Monday, October 09, 2006

First, a quick fix, in the form of Kurt Vonnegut on the Daily Show:
http://www.youtube.com/watch?v=iI-jlbyDf0k

Second, yesterday I had, and took, the opportunity to see Tom Brokaw give a talk. At first I was impressed by his poise and candor; he spoke with great openness on any subject presented to him (by Eric Schmidt, of Google). However, when the talk proceeded to the Q&A phase, it quickly degenerated. One of the hot topics facing the media today is whether or not those who are dispensing the news are doing so with impartiality; I've heard Rush Limbaugh talk with as much vehemence as Jon Stewart - and using much the same language - on the topic of whether or not the media lives and breathes scratchy toady breaths under the thumb of political parties.

However, when asked whether various facets of the media are simply telling their corresponding audiences what they want to hear, he just answered that today's consumers of the news have a great deal to choose from, and must be more discriminating than viewers past. This is a valid enough point. But when the question was rephrased, when Brokaw was asked whether the media itself was living up to its end of the bargain (of, in this case, presenting accurate information that viewers must sort through and interpret as they will), he was incredibly dodgy.

I suppose one can chalk that sort of behavior up to taking care of one's own. As an active member of the team of Big Names in the tv news sky, Brokaw has a right to believe that the people he works with are Doing the Best that they Can. It is also, to a degree, admirable not to engage in the bitter debate between the extreme news left (Steven Colbert, perhaps) and the extreme news right (Fox News, anyone?), when little ever comes of such a dispute other than name calling and tattletaling. But there was a sense, in the room in which I was sitting, of palpable anxiety, a thirst for information and for an actual opinion. The question was being asked about newscasters and newspapermen at large - the NY Times, not the Onion; BBC Nightly News, not The Colbert Report. Are these women and men fulfilling their responsibility to present the public with impartial and important information? And, perhaps more importantly, are they searching for it?

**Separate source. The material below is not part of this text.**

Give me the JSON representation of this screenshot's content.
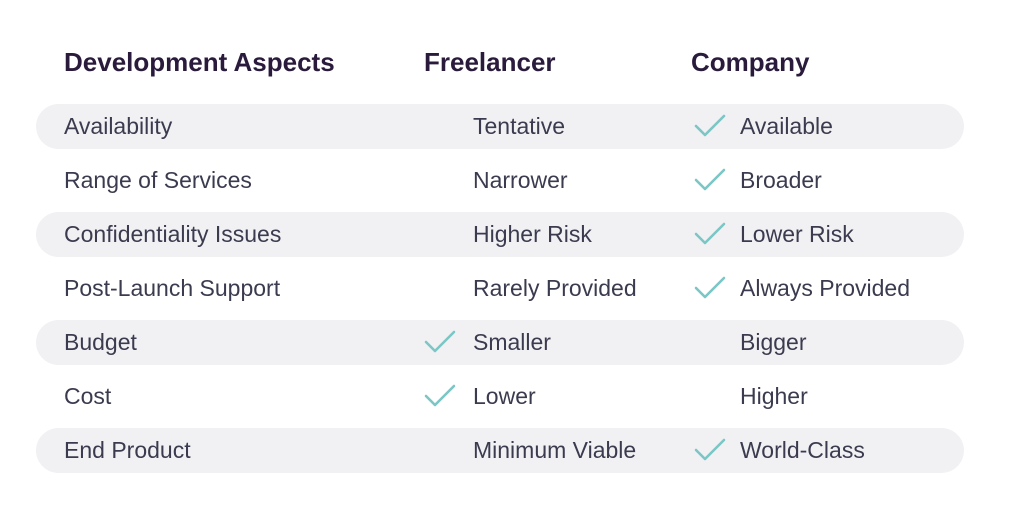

Reading over what I've written here, I have too agree with Brokaw to some degree: the news is not just a pill we have to pop, it's the story of the world, and that's bound to take some sifting through. My main frustration was, and remains, that he did not acknowledge that part of the responsibility falls on those people who are presenting the news: they have chosen that life, it is, in the best of cases, their calling and their passion. So the fight for better news reporting should be also theirs, and they should own it.